The Ethernet-over-power (EoP) options are essentially a network switch where the box itself are your mains circuits. Plugging a switch into one of the EoP plugs with an Ethernet cable is exactly the same thing as daisy-chaining two regular Ethernet switches together with an Ethernet cable - i.e. (in theory) you can do this a limitless number of times.

EoP operates on the data-link layer of the network, so all they do is redirect network traffic.

What you will still need a router for is its DHCP server capabilities (or else, a component in your network capable of administering DHCP, for example some NAS servers can do this). You need something to assign and maintain IP addresses. In this sense, EoP can't replace a typical home network - instead it just augments it.

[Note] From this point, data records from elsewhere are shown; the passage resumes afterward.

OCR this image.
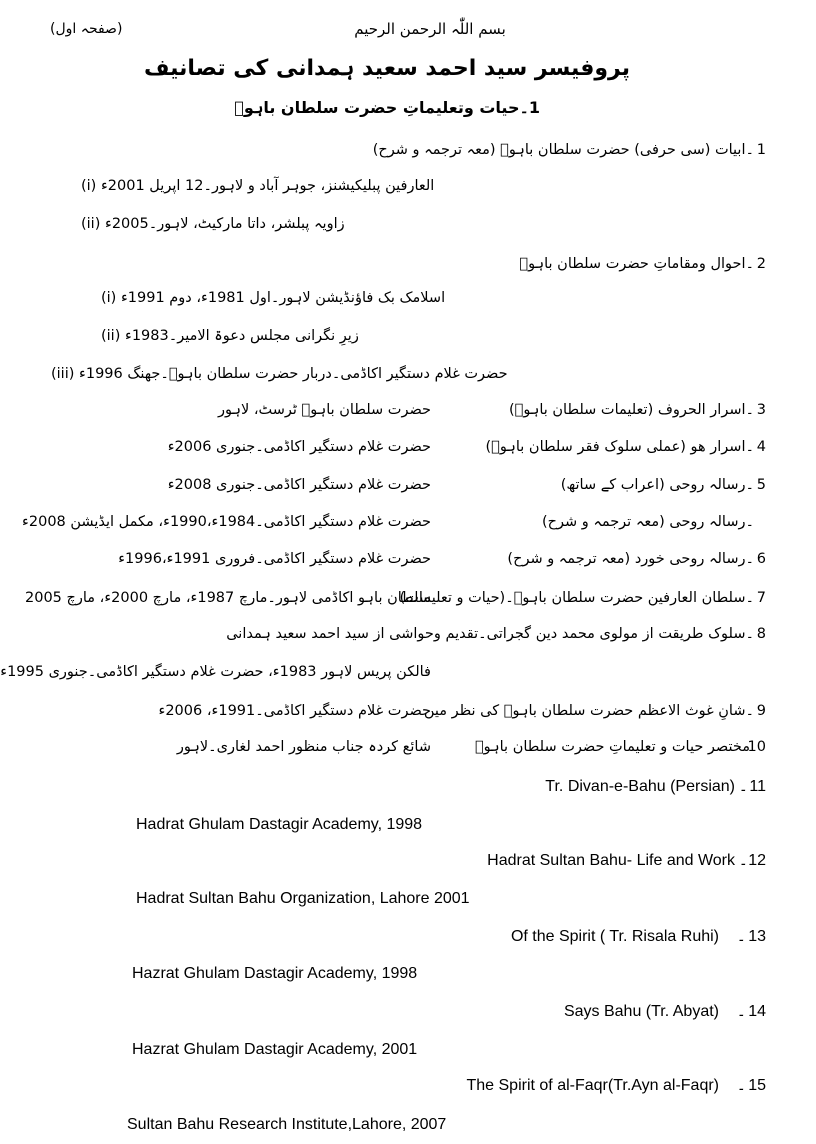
بسم اللّٰہ الرحمن الرحیم
(صفحہ اول)
پروفیسر سید احمد سعید ہمدانی کی تصانیف
1۔حیات وتعلیماتِ حضرت سلطان باہوؒ
1
۔ابیات (سی حرفی) حضرت سلطان باہوؒ (معہ ترجمہ و شرح)
(i) العارفین پبلیکیشنز، جوہر آباد و لاہور۔12 اپریل 2001ء
(ii) زاویہ پبلشر، داتا مارکیٹ، لاہور۔2005ء
2
۔احوال ومقاماتِ حضرت سلطان باہوؒ
(i) اسلامک بک فاؤنڈیشن لاہور۔اول 1981ء، دوم 1991ء
(ii) زیرِ نگرانی مجلس دعوۃ الامیر۔1983ء
(iii) حضرت غلام دستگیر اکاڈمی۔دربار حضرت سلطان باہوؒ۔جھنگ 1996ء
3
۔اسرار الحروف (تعلیمات سلطان باہوؒ)
حضرت سلطان باہوؒ ٹرسٹ، لاہور
4
۔اسرار ھو (عملی سلوک فقر سلطان باہوؒ)
حضرت غلام دستگیر اکاڈمی۔جنوری 2006ء
5
۔رسالہ روحی (اعراب کے ساتھ)
حضرت غلام دستگیر اکاڈمی۔جنوری 2008ء
۔رسالہ روحی (معہ ترجمہ و شرح)
حضرت غلام دستگیر اکاڈمی۔1984ء،1990ء، مکمل ایڈیشن 2008ء
6
۔رسالہ روحی خورد (معہ ترجمہ و شرح)
حضرت غلام دستگیر اکاڈمی۔فروری 1991ء،1996ء
7
۔سلطان العارفین حضرت سلطان باہوؒ۔(حیات و تعلیمات)
سلطان باہو اکاڈمی لاہور۔مارچ 1987ء، مارچ 2000ء، مارچ 2005
8
۔سلوک طریقت از مولوی محمد دین گجراتی۔تقدیم وحواشی از سید احمد سعید ہمدانی
فالکن پریس لاہور 1983ء، حضرت غلام دستگیر اکاڈمی۔جنوری 1995ء
9
۔شانِ غوث الاعظم حضرت سلطان باہوؒ کی نظر میں
حضرت غلام دستگیر اکاڈمی۔1991ء، 2006ء
10
مختصر حیات و تعلیماتِ حضرت سلطان باہوؒ
شائع کردہ جناب منظور احمد لغاری۔لاہور
11
۔
Tr. Divan-e-Bahu (Persian)
Hadrat Ghulam Dastagir Academy, 1998
12
۔
Hadrat Sultan Bahu- Life and Work
Hadrat Sultan Bahu Organization, Lahore 2001
13
۔
Of the Spirit ( Tr. Risala Ruhi)
Hazrat Ghulam Dastagir Academy, 1998
14
۔
Says Bahu (Tr. Abyat)
Hazrat Ghulam Dastagir Academy, 2001
15
۔
The Spirit of al-Faqr(Tr.Ayn al-Faqr)
Sultan Bahu Research Institute,Lahore, 2007
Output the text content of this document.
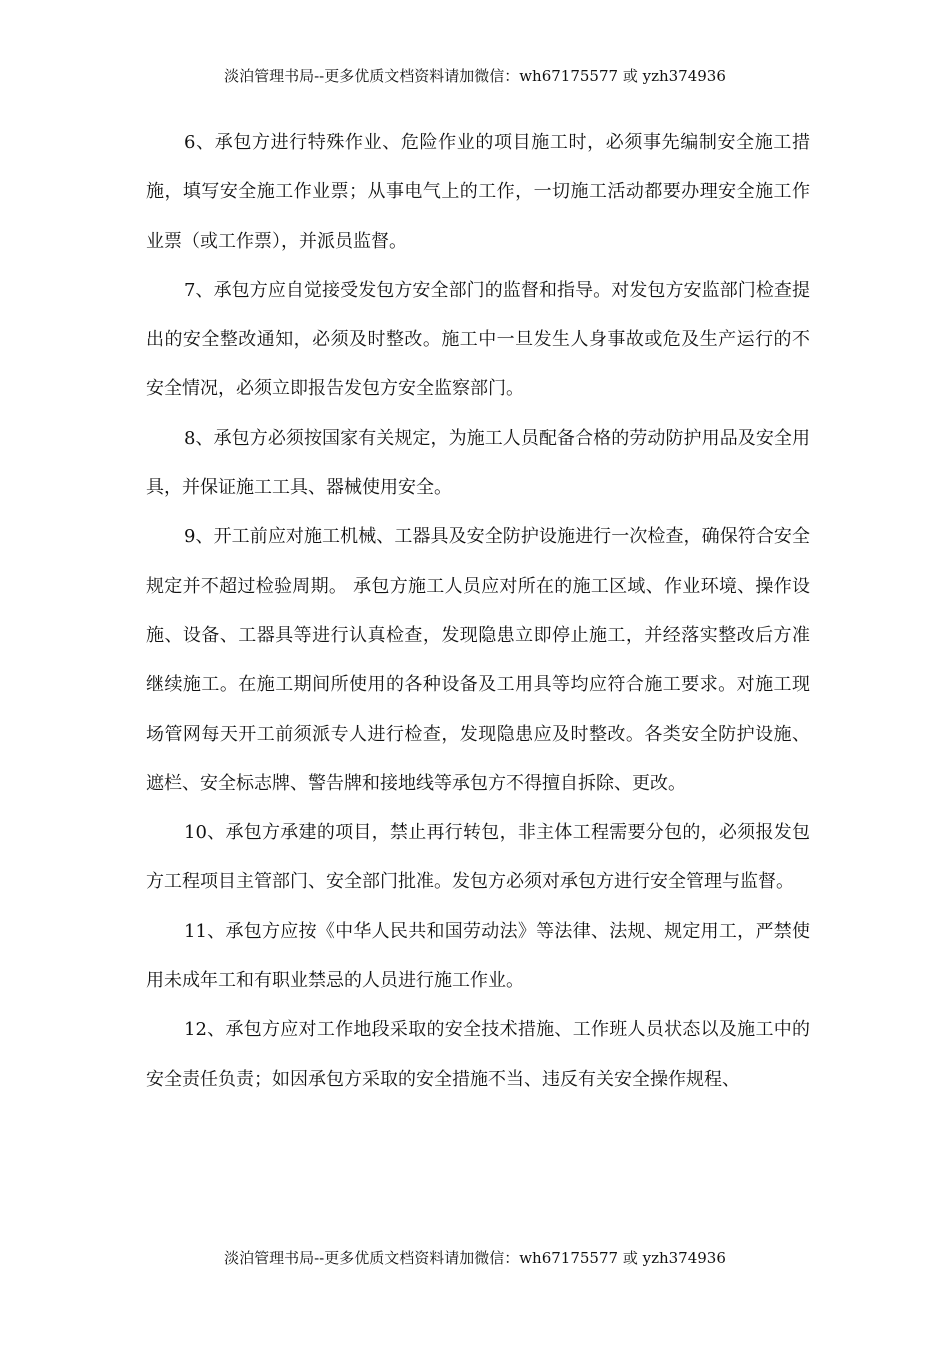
淡泊管理书局--更多优质文档资料请加微信：wh67175577 或 yzh374936

6、承包方进行特殊作业、危险作业的项目施工时，必须事先编制安全施工措施，填写安全施工作业票；从事电气上的工作，一切施工活动都要办理安全施工作业票（或工作票），并派员监督。

7、承包方应自觉接受发包方安全部门的监督和指导。对发包方安监部门检查提出的安全整改通知，必须及时整改。施工中一旦发生人身事故或危及生产运行的不安全情况，必须立即报告发包方安全监察部门。

8、承包方必须按国家有关规定，为施工人员配备合格的劳动防护用品及安全用具，并保证施工工具、器械使用安全。

9、开工前应对施工机械、工器具及安全防护设施进行一次检查，确保符合安全规定并不超过检验周期。 承包方施工人员应对所在的施工区域、作业环境、操作设施、设备、工器具等进行认真检查，发现隐患立即停止施工，并经落实整改后方准继续施工。在施工期间所使用的各种设备及工用具等均应符合施工要求。对施工现场管网每天开工前须派专人进行检查，发现隐患应及时整改。各类安全防护设施、遮栏、安全标志牌、警告牌和接地线等承包方不得擅自拆除、更改。

10、承包方承建的项目，禁止再行转包，非主体工程需要分包的，必须报发包方工程项目主管部门、安全部门批准。发包方必须对承包方进行安全管理与监督。

11、承包方应按《中华人民共和国劳动法》等法律、法规、规定用工，严禁使用未成年工和有职业禁忌的人员进行施工作业。

12、承包方应对工作地段采取的安全技术措施、工作班人员状态以及施工中的安全责任负责；如因承包方采取的安全措施不当、违反有关安全操作规程、

淡泊管理书局--更多优质文档资料请加微信：wh67175577 或 yzh374936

I hope this makes sense. (I also hope you successfully set all this up!)

As an example, in my house:

MODEM ---- ROUTER (DHCP)

Into the router are plugged: (1) EoP plug, (2) Ethernet switch A, (3) Ethernet switch B, (4) NAS Server

So (1) connects all other EoP devices (wifi, computer, media streamer) to my main router, and basically my mains behaves in exactly the same way that the two other Ethernet switches behave.

It also means that two devices connected through (1) have to share 100mbps when connecting to anything else in the network, e.g. NAS or stuff behind Switch A or Switch B. This is the limitation of daisy chaining switches.

Hope this helped explain it. (Hope you were originally successful!)